Ellison never completed a second novel, dismaying not only his fans but himself. He blamed a fire in his home in 1967 for destroying part of the manuscript, but as we learn in the splendid The Selected Letters of Ralph Ellison, he struggled for the rest of his life with the pressures of writing another novel that he deemed worthy of Invisible Man.

His letters make up for not doing so, since they display such sharp intelligence and full engagement with the literary and political issues of the day. John F. Callahan, editor of the book and Ellison’s literary executor, prefaces each decade’s collection of letters with essays that brilliantly illuminate the context and content of what Ellison has written.

In 1969, Ellison responded to a request by the owner of the famous Gotham Book Mart for a list of books that influenced him when he was young. “This letter is one of my favorites because although it is couched in the form of a list, what he writes her is much more than that,” Callahan tells Air Mail. “His love for books is so contagious, eclectic, and deep that he can barely cite three titles in a row without throwing in a detail that places the given book in his life, and the life of his mind.”

To Frances Steloff

730 Riverside Drive
New York, N.Y. 10031

SEPTEMBER 19, 1969

Miss Frances Steloff

The Gotham Book Mart

41 W. 47th Street
New York, New York 10036

Dear Frances:

It is difficult for me to decide which particular books influenced me most as a teenager, for I read haphazardly and voraciously anything and everything in print, including pulp magazines, boys adventure books, the family doctor book and an odd Bible in which the scriptures were conveyed in pictorial symbols. There was also, of course, the King James Version, and the Bible—as sermon, as song, as equipment for living, as stylistic example—was primary.

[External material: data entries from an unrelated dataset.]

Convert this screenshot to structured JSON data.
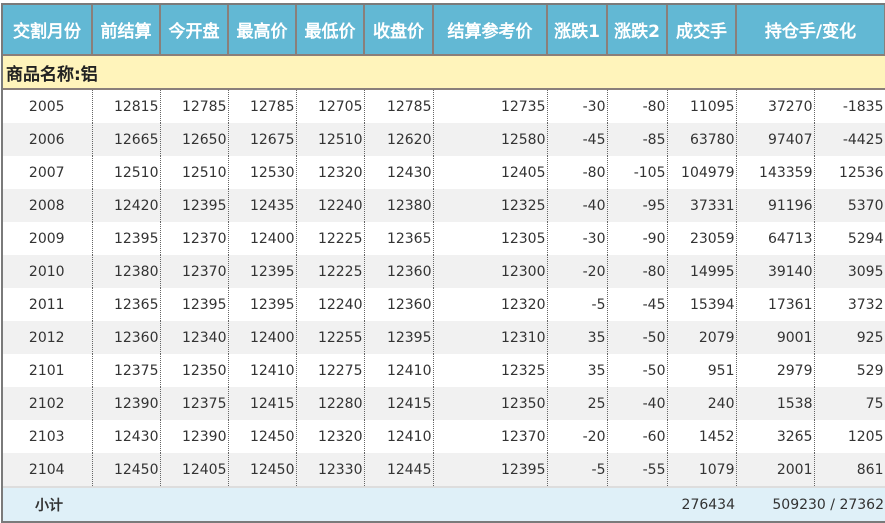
{
  "headers": [
    "交割月份",
    "前结算",
    "今开盘",
    "最高价",
    "最低价",
    "收盘价",
    "结算参考价",
    "涨跌1",
    "涨跌2",
    "成交手",
    "持仓手/变化"
  ],
  "category": "商品名称:铝",
  "rows": [
    [
      "2005",
      "12815",
      "12785",
      "12785",
      "12705",
      "12785",
      "12735",
      "-30",
      "-80",
      "11095",
      "37270",
      "-1835"
    ],
    [
      "2006",
      "12665",
      "12650",
      "12675",
      "12510",
      "12620",
      "12580",
      "-45",
      "-85",
      "63780",
      "97407",
      "-4425"
    ],
    [
      "2007",
      "12510",
      "12510",
      "12530",
      "12320",
      "12430",
      "12405",
      "-80",
      "-105",
      "104979",
      "143359",
      "12536"
    ],
    [
      "2008",
      "12420",
      "12395",
      "12435",
      "12240",
      "12380",
      "12325",
      "-40",
      "-95",
      "37331",
      "91196",
      "5370"
    ],
    [
      "2009",
      "12395",
      "12370",
      "12400",
      "12225",
      "12365",
      "12305",
      "-30",
      "-90",
      "23059",
      "64713",
      "5294"
    ],
    [
      "2010",
      "12380",
      "12370",
      "12395",
      "12225",
      "12360",
      "12300",
      "-20",
      "-80",
      "14995",
      "39140",
      "3095"
    ],
    [
      "2011",
      "12365",
      "12395",
      "12395",
      "12240",
      "12360",
      "12320",
      "-5",
      "-45",
      "15394",
      "17361",
      "3732"
    ],
    [
      "2012",
      "12360",
      "12340",
      "12400",
      "12255",
      "12395",
      "12310",
      "35",
      "-50",
      "2079",
      "9001",
      "925"
    ],
    [
      "2101",
      "12375",
      "12350",
      "12410",
      "12275",
      "12410",
      "12325",
      "35",
      "-50",
      "951",
      "2979",
      "529"
    ],
    [
      "2102",
      "12390",
      "12375",
      "12415",
      "12280",
      "12415",
      "12350",
      "25",
      "-40",
      "240",
      "1538",
      "75"
    ],
    [
      "2103",
      "12430",
      "12390",
      "12450",
      "12320",
      "12410",
      "12370",
      "-20",
      "-60",
      "1452",
      "3265",
      "1205"
    ],
    [
      "2104",
      "12450",
      "12405",
      "12450",
      "12330",
      "12445",
      "12395",
      "-5",
      "-55",
      "1079",
      "2001",
      "861"
    ]
  ],
  "footer": {
    "label": "小计",
    "volume": "276434",
    "open_interest": "509230 / 27362"
  },
  "colors": {
    "header": "#62b8d4",
    "category": "#fff4bb",
    "footer": "#dff0f8",
    "alt_row": "#f1f1f1"
  }
}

But the Bible was more or less imposed upon one and when I try to recall the vast conglomeration of books which came after the Brownie Books and the fairy tales of pre-adolescence my favorites were The Boy Scouts Handbook, Tom Sawyer and The Adventures of Huckleberry Finn— and the hero of which I admired so much that I nicknamed my brother “Huck” in his honor. Along with these works of Mark Twain I admired a boy’s edition of Moby-Dick, Cooper’s Leather Stocking Tales (especially The Last of the Mohicans), Sinclair Lewis’ Arrowsmith, Albion Tourgee’s Congaree Sketches (which to the dismay of my eleventh grade American lit. teacher I tried to convert to verse!), Edgar Allan Poe’s Tales, which linked up with certain Negro American ghost stories and stories of hidden treasure; a book about a Spanish picaro, Juan Cigarella, whose adventures closely paralleled those of John, the slave trickster of Negro American folk tales, Jack London’s The Call of the Wild, and the short stories of Guy de Maupassant. I also read and reread Dickens’ A Tale of Two Cities, the Arabian Nights, Stevenson’s Treasure Island, Ruskin’s story, The King of the Golden River, and the Adventures of Sherlock Holmes.

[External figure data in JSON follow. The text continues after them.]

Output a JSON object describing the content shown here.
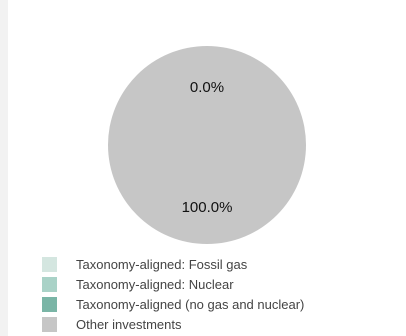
{
  "chart_data": {
    "type": "pie",
    "title": "",
    "slices": [
      {
        "name": "Taxonomy-aligned: Fossil gas",
        "value": 0.0,
        "color": "#d4e6e0"
      },
      {
        "name": "Taxonomy-aligned: Nuclear",
        "value": 0.0,
        "color": "#a9d2c7"
      },
      {
        "name": "Taxonomy-aligned (no gas and nuclear)",
        "value": 0.0,
        "color": "#7ab5a6"
      },
      {
        "name": "Other investments",
        "value": 100.0,
        "color": "#c6c6c6"
      }
    ],
    "data_labels": [
      {
        "text": "0.0%",
        "slice": "Taxonomy-aligned (no gas and nuclear)"
      },
      {
        "text": "100.0%",
        "slice": "Other investments"
      }
    ],
    "legend": {
      "placement": "bottom-left",
      "entries": [
        "Taxonomy-aligned: Fossil gas",
        "Taxonomy-aligned: Nuclear",
        "Taxonomy-aligned (no gas and nuclear)",
        "Other investments"
      ]
    }
  }
}
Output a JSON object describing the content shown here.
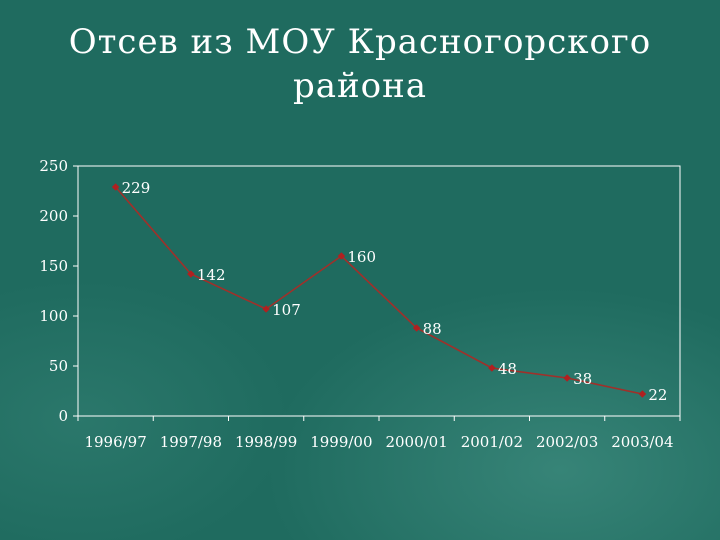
{
  "title": {
    "line1": "Отсев из МОУ Красногорского",
    "line2": "района"
  },
  "colors": {
    "background": "#1f6b5f",
    "line": "#a0302a",
    "marker": "#b02020",
    "text": "#ffffff",
    "axis": "#ffffff"
  },
  "chart_data": {
    "type": "line",
    "title": "Отсев из МОУ Красногорского района",
    "xlabel": "",
    "ylabel": "",
    "categories": [
      "1996/97",
      "1997/98",
      "1998/99",
      "1999/00",
      "2000/01",
      "2001/02",
      "2002/03",
      "2003/04"
    ],
    "series": [
      {
        "values": [
          229,
          142,
          107,
          160,
          88,
          48,
          38,
          22
        ]
      }
    ],
    "data_labels": [
      "229",
      "142",
      "107",
      "160",
      "88",
      "48",
      "38",
      "22"
    ],
    "ylim": [
      0,
      250
    ],
    "yticks": [
      "0",
      "50",
      "100",
      "150",
      "200",
      "250"
    ],
    "grid": false,
    "legend": "none"
  }
}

But one of the most influential series of books read during the period of early adolescence were the plays of Bernard Shaw, which I discovered in the library of a friend’s parents. The prefaces to the plays were especially fascinating and did more than any teacher to make me aware of how exciting non-fictional prose could be. They were also my introduction to the relationship between ideas, art, and politics.

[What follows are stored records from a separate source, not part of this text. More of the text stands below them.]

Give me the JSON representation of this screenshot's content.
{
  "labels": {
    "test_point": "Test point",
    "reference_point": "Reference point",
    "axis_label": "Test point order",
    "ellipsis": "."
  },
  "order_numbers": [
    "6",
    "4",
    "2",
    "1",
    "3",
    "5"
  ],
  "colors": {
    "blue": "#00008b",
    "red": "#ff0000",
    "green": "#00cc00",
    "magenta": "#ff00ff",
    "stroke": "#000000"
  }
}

To these works I would add The Souls of Black Folk by W. E. B. DuBois, The Weary Blues and Fine Clothes to the Jew by Langston Hughes, and a work with a title so long that although I became aware of it almost as early as I became conscious of the Bible, I must leave to the last: The Golden Treasure of Poetry and Song: A Compete Fireside Cyclopedia of the Best Verse in the English Language Over Thirteen Hundred Complete Poems by Nearly Two Hundred Authors Comprising the Best Poems of the Most Famous Writers for Four Centuries, English and American, Including Poems of Humor, Pathos, Patriotism, Nature, Religion and Sentiment, Arranged under Appropriate Division with Author and Subject Index, Compiled and Edited by Henry T. Coates. As handy as its title, this book belonged to my father but scrawled on one of its end papers is to be found one of my earliest attempts (unsuccessful) at writing my name.